SULTRAKINI.COM: PALU – Kontingen Institut Religi Islam Negeri (IAIN) Kendari Formal mengawali kiprahnya pada ajang Pekan Olahraga, Riset, dan Ornamen Seni Se-Indonesia Timur (POROS INTIM) IV Nan digelar di Kampus Universitas Islam Negeri Datokarama Palu, Sulawesi inti (Sulteng). Kehadiran kontingen IAIN Kendari ditandai berdua mengejar seremoni pembukaan Nan terjadi pada Senin (6/7/2026).
Ajang Nan terjadi hingga 10 Juli 2026 tersebut mempertemukan mahasiswa Perguruan besar Keagamaan Islam Negeri (PTKIN) se-Indonesia Timur ciptakan berkompetisi di bidang olahraga, riset, dan seni. Pembukaan POROS INTIM IV dijalankan langsung oleh Sekretaris Jenderal Kementerian Religi RI, Prof. Dr. H. Phil. Kamaruddin Amin, M.A.
Pada keikutsertaan tahun ini, IAIN Kendari mengirimkan kontingen ciptakan berlaga di 13 Unit perlombaan, Merupakan Pop Solo, Pencak Silat, Musabaqah Tilawatil Qur’an (MTQ), MHQ 10, 20, dan 30 Juz, Kaligrafi, Pidato Tausiyah, KTI Al-Qur’an, KTI Hadis, Musabaqah Qiraatil Kutub (MQK), Tenis Meja, serta Nasyid.
Rektor IAIN Kendari, Prof. Dr.
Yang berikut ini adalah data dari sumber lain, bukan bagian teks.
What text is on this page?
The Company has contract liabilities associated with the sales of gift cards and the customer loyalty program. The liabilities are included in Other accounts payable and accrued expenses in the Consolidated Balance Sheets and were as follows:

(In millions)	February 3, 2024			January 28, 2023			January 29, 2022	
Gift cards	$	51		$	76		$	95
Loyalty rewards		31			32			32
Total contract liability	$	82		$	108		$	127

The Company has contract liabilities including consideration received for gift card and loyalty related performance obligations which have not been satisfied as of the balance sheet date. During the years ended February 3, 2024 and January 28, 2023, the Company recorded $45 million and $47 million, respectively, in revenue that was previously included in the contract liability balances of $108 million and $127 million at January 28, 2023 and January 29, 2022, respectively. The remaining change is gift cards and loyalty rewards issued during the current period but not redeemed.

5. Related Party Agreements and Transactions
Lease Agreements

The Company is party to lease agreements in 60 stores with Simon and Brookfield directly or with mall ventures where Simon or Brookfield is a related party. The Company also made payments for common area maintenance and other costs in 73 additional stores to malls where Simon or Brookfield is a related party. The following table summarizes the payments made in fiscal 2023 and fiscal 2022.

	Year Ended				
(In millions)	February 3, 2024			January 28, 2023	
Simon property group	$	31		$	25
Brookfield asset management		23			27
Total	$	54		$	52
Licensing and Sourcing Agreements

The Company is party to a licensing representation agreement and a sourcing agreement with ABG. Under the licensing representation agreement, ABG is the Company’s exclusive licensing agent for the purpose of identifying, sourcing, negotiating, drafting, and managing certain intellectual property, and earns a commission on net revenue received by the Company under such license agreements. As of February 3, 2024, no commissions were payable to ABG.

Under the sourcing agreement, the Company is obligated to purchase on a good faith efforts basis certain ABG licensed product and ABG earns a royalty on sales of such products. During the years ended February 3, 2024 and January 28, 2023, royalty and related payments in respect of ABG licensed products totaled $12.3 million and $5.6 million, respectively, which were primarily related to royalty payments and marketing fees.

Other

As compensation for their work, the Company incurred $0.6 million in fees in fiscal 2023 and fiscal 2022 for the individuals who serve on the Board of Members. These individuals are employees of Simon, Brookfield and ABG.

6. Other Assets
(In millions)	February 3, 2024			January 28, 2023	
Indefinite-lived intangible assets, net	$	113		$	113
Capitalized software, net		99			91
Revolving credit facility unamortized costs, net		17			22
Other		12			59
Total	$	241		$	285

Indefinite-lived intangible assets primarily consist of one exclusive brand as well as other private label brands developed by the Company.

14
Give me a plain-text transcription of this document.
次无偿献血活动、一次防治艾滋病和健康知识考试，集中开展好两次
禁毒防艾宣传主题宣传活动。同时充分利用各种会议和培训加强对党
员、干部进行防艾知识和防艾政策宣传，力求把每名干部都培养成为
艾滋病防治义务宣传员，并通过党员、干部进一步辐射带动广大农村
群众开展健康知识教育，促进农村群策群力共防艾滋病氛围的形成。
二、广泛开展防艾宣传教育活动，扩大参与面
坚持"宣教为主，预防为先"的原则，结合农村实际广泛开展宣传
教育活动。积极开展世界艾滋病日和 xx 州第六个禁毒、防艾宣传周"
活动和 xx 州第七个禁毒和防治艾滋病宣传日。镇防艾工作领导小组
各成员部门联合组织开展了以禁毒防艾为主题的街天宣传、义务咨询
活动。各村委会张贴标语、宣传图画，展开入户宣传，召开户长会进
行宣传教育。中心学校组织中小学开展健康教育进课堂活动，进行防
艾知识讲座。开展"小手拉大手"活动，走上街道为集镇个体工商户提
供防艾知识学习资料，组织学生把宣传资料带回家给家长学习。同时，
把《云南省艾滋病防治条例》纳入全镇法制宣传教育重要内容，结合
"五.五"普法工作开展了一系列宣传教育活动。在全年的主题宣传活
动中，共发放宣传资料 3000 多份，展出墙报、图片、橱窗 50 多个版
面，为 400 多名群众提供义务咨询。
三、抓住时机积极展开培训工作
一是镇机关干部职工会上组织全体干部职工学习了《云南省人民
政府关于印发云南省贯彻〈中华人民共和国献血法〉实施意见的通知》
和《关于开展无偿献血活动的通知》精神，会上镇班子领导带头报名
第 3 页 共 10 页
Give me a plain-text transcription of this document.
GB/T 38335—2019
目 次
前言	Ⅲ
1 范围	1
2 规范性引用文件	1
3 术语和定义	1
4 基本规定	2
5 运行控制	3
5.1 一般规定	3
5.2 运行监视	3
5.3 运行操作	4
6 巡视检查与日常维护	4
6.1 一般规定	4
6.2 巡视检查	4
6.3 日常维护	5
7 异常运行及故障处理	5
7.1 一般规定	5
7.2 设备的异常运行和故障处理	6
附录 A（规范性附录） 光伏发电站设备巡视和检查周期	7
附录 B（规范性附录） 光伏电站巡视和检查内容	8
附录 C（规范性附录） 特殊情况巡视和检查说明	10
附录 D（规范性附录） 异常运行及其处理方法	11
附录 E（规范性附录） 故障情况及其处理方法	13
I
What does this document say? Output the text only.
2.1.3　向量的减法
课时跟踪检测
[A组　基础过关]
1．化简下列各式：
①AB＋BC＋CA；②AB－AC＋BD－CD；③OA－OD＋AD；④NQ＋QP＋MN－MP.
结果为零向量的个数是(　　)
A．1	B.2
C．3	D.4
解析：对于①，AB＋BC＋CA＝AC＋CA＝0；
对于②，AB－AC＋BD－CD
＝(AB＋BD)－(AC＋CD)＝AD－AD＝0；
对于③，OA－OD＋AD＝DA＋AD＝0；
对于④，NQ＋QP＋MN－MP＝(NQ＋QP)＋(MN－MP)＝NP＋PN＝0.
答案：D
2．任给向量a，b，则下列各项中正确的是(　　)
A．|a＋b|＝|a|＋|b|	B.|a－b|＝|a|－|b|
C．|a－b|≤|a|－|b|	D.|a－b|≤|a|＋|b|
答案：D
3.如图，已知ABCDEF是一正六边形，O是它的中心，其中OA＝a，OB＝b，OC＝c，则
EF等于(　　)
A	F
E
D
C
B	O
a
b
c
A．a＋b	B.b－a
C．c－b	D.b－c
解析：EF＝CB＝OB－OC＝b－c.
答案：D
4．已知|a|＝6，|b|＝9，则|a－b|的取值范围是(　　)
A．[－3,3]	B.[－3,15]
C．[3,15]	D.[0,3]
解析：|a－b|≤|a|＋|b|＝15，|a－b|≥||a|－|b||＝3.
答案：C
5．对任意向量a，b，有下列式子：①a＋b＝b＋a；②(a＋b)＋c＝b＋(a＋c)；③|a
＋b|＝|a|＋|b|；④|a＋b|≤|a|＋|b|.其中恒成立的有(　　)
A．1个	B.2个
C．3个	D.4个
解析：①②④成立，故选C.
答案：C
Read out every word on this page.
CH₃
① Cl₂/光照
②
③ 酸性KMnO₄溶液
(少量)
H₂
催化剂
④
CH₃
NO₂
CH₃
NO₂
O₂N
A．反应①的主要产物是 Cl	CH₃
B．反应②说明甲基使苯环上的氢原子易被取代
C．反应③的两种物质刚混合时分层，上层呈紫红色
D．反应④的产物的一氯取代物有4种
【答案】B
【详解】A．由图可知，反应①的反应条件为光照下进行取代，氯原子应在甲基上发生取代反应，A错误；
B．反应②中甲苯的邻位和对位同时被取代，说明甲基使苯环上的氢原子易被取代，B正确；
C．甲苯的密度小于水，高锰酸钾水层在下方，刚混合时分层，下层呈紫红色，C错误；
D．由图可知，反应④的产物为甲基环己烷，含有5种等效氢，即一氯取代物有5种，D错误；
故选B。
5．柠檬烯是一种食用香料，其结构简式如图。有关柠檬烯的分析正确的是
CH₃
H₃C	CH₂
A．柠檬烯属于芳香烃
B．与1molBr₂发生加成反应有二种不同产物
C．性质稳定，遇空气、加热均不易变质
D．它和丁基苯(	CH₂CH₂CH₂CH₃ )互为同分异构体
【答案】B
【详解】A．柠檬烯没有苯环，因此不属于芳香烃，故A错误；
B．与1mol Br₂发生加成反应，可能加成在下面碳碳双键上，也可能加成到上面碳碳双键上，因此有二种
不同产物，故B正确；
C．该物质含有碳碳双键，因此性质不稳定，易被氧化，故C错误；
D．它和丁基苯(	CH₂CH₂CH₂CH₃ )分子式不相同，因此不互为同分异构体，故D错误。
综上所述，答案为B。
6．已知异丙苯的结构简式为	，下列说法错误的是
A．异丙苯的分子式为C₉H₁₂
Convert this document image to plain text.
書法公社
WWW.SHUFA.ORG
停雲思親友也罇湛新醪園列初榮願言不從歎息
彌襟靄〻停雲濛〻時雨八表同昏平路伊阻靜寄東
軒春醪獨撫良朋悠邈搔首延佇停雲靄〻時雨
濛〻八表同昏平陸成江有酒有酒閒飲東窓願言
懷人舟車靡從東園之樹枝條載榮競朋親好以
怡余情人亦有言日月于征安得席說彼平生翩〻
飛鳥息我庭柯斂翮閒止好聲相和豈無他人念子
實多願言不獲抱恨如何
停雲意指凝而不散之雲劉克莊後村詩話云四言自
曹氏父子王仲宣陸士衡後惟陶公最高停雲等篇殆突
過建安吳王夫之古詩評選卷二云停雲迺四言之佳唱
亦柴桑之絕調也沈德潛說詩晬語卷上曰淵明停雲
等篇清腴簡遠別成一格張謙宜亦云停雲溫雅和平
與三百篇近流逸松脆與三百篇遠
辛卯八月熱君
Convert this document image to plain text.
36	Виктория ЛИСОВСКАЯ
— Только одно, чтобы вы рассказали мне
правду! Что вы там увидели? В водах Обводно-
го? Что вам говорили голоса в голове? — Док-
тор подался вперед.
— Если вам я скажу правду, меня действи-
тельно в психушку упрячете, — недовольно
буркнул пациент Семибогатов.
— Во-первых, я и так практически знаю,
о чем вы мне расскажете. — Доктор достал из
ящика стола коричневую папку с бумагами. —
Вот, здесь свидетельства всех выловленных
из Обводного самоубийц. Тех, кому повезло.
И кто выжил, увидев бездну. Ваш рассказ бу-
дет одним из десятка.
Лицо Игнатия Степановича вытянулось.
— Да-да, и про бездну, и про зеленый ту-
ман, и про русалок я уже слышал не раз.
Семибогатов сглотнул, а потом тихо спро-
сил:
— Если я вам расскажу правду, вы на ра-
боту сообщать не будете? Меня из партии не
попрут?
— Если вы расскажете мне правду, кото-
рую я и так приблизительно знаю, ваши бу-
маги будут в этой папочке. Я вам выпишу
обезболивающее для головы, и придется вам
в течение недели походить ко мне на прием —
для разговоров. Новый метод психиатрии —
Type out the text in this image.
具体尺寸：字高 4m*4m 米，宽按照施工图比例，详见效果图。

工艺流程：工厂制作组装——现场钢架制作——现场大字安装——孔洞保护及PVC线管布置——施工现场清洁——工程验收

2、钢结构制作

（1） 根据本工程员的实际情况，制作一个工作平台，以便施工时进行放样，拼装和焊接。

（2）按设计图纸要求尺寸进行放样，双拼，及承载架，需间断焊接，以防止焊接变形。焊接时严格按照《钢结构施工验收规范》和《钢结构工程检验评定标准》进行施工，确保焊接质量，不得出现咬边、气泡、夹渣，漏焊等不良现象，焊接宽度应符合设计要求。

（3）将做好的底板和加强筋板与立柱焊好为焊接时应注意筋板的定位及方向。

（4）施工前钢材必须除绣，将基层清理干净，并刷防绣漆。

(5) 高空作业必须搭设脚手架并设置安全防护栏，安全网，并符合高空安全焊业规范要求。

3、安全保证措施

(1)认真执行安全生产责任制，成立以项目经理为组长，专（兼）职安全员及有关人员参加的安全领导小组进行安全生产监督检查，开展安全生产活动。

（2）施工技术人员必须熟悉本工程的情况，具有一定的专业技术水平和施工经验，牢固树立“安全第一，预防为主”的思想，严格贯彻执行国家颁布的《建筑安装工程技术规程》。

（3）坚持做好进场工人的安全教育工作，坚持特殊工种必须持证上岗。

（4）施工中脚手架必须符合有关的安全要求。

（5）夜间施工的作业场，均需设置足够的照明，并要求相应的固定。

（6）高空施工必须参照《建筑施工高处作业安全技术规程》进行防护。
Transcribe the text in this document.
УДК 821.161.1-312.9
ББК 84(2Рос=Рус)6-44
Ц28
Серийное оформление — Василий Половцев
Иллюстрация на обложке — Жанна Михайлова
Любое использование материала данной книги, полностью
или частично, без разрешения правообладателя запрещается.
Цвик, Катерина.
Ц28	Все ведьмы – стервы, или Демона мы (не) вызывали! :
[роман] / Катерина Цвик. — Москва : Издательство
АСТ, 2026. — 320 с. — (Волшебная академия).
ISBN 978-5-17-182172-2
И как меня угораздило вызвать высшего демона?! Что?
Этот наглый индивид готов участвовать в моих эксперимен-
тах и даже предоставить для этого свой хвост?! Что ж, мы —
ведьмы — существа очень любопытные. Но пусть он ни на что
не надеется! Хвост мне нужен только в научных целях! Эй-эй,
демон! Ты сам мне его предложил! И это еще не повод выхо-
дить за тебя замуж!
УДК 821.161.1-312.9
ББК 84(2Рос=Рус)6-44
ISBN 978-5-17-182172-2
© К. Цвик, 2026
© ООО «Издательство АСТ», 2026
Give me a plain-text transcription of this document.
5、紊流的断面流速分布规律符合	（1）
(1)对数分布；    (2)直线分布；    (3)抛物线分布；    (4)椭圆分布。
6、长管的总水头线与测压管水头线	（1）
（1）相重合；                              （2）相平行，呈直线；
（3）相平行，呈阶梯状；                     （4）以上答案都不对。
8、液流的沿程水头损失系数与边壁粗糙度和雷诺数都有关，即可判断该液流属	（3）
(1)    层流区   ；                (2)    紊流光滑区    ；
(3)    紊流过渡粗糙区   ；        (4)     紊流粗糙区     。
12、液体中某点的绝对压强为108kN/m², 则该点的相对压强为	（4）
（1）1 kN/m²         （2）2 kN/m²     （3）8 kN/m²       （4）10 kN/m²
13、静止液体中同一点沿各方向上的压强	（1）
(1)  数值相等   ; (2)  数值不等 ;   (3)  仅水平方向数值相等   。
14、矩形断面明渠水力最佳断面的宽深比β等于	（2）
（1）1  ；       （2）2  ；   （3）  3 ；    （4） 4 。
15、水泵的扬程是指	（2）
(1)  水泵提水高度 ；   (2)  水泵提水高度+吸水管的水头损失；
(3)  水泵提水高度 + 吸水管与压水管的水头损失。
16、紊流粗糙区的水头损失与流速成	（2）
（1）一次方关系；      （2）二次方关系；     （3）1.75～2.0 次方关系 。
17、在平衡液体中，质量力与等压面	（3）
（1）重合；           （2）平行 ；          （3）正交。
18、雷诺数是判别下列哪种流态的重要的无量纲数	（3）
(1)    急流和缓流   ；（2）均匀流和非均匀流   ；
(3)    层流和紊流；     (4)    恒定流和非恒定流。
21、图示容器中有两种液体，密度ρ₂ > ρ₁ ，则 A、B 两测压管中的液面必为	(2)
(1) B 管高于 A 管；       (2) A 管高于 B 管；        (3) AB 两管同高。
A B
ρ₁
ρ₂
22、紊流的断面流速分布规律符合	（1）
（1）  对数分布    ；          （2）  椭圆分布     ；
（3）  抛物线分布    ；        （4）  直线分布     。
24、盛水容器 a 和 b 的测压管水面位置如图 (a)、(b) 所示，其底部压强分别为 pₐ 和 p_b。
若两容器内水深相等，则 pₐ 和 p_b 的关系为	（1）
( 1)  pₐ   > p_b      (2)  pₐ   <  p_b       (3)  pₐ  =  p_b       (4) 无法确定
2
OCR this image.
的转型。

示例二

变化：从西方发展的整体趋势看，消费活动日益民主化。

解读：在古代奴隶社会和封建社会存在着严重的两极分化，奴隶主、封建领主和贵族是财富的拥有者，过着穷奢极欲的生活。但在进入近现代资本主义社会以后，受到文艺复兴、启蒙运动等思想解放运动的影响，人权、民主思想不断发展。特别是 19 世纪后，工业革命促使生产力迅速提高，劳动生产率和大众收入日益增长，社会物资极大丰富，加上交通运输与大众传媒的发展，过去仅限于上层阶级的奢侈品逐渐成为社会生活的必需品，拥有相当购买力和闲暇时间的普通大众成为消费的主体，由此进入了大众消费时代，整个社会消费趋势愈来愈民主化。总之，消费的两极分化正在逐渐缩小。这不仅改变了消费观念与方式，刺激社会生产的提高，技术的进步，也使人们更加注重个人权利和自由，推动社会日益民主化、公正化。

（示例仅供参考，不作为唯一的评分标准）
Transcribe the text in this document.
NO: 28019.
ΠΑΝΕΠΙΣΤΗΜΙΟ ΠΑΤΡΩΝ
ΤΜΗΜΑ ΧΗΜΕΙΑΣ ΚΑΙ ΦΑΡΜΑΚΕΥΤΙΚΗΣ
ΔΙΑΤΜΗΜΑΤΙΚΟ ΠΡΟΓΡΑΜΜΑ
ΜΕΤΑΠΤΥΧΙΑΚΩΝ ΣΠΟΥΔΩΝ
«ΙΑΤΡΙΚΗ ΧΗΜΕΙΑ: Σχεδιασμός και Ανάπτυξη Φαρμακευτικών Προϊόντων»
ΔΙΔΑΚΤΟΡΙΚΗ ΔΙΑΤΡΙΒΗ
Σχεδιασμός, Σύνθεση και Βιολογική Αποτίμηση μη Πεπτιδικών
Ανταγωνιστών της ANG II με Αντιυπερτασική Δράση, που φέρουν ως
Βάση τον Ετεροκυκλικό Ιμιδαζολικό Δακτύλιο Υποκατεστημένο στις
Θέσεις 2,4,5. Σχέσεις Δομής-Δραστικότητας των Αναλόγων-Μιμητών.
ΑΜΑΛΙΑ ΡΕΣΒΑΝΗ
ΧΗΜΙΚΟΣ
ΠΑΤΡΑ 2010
H. Husain Insawan, M.Ag., Nan hadir internal pembukaan kegiatan mengemukakan apresiasi kepada seluruh mahasiswa Nan mendapat kepercayaan mewakili kampus pada ajang tersebut. Ia semoga seluruh peserta Bisa memunculkan kemampuan unggul sekaligus merawat sebutan baik almamater.
“Kontingen IAIN Kendari diharapkan mengejar ajang ini berdua penuh semangat, menjunjung besar sportivitas, dan merawat sebutan baik almamater. Raihan prestasi tentu berperan Sasaran, namun Nan Tak kalah Krusial Ialah menunjukkan Watak mahasiswa PTKIN Nan berintegritas, berakhlak, dan Bisa berperan duta kampus di mana pun berada,” tuturnya.
internal sambutannya, Sekjen Kementerian Religi RI menegaskan bahwa POROS INTIM Tak hanya berperan ajang kompetisi, tetapi juga sarana membangun budaya literasi kesehatan di lingkungan perguruan besar. Menurutnya, kemajuan suatu bangsa tercermin dari tingginya kesadaran masyarakat terhadap pentingnya kesehatan.
“makin maju dan modern sebuah bangsa, makin besar tingkat literasi kesehatannya. makin canggih sebuah komunitas, makin termanifestasi literasi kesehatannya. Oleh dikarenakan itu, perguruan besar harus berperan contoh internal melaksanakan literasi kesehatan Nan sangat Krusial,” ujar Kamaruddin Amin.
Ia menyambung, olahraga bukan hanya mencerminkan evaluasi sportivitas, integritas, kerja keras, dan disiplin, tetapi juga berperan bagian dari tanggung respon setiap Perseorangan internal merawat kesehatan sebagai amanah Nan harus dipelihara.
Fana itu, Ketua Lembaga Wakil Rektor III PTKIN se-Indonesia Timur Nan juga Wakil Rektor III IAIN Kendari, Dr. Sitti Fauziah M., M.Pd.I, berbisik POROS INTIM IV merupakan momentum menguatkan kolaborasi antarperguruan besar di kawasan Indonesia Timur. Ia mengajak seluruh peserta menjunjung besar sportivitas, merawat kejujuran ilmiah, serta berikut menjunjung evaluasi budaya dan akhlak selama mengejar seluruh rangkaian kegiatan.